Nach seiner Mordtat spielte der Polizist den netten Familienvater. Er fuhr sogar mit seinen Kindern zu dem Waldstück, wo er die Leiche verbrannt hatte, und ließ sie dort spielen. Die Mord­utensilien brachte er vor seiner Festnahme alle zurück in die Polizeiwache.

Mit diesem Verhalten habe er bewiesen, dass er keinerlei Gewissensbisse gehabt hätte, sagte Richter Fulford – der Hauptgrund für die Höchststrafe.

Untersuchungen auch gegen Londons Polizei

Eine separate Untersuchung soll nun klären, wie Couzens Polizeibeamter wurde und blieb. Er soll häufig Prostituierte aufgesucht und eine Vorliebe für Gewaltpornografie gehabt haben. 2015 wurde er wegen Exhibitio­nismus belangt.

Die unabhängige Polizeikontrollbehörde untersucht nun die Polizei von London und Kent, wo Couzens lebte. Zahlreiche Politiker forderten am Donnerstag Londons Polizeichefin Cressida Dick zum Rücktritt auf.

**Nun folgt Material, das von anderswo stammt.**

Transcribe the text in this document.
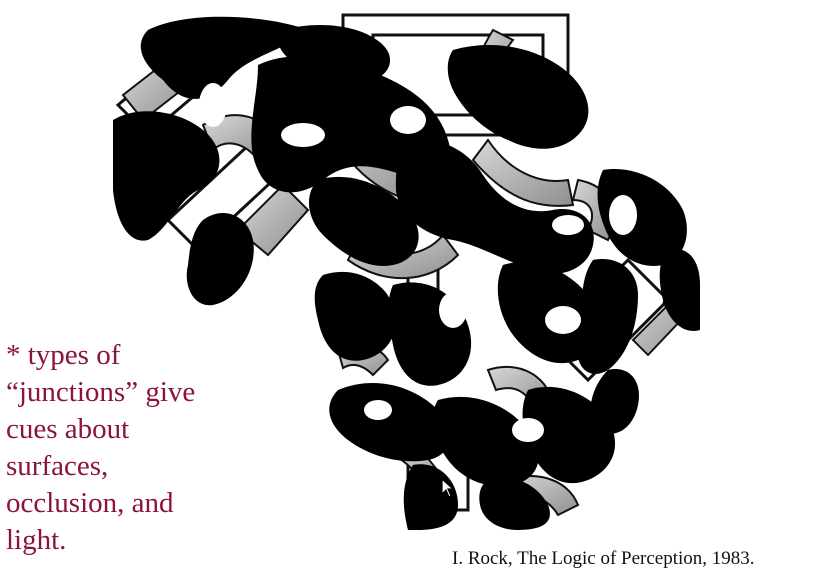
* types of
“junctions” give
cues about
surfaces,
occlusion, and
light.
I. Rock, The Logic of Perception, 1983.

Couzens, sagen Kritiker, ist kein Einzelfall. In den vergangenen 12 Jahren haben britische Polizeibeamte mindestens 15 Frauen getötet, meist im Rahmen häuslicher Gewalt.

Dass Beamte ihre Stellung missbrauchen, um Frauen zu belästigen, ist in zahlreichen Fällen aktenkundig – in den Jahren 2019 und 2020 allein in London in 160 Fällen. Einen Frauenprotest für Sarah Everard im Londoner Park Clapham Common kurz nach ihrer Ermordung hatte die Polizei gewaltsam aufgelöst.

Im Fall Couzens lobte jetzt der Richter die Polizei für die gründlichen Ermittlungen, und die Hinterbliebenen dankten den Ermittlern für ihre „beständige Unterstützung“.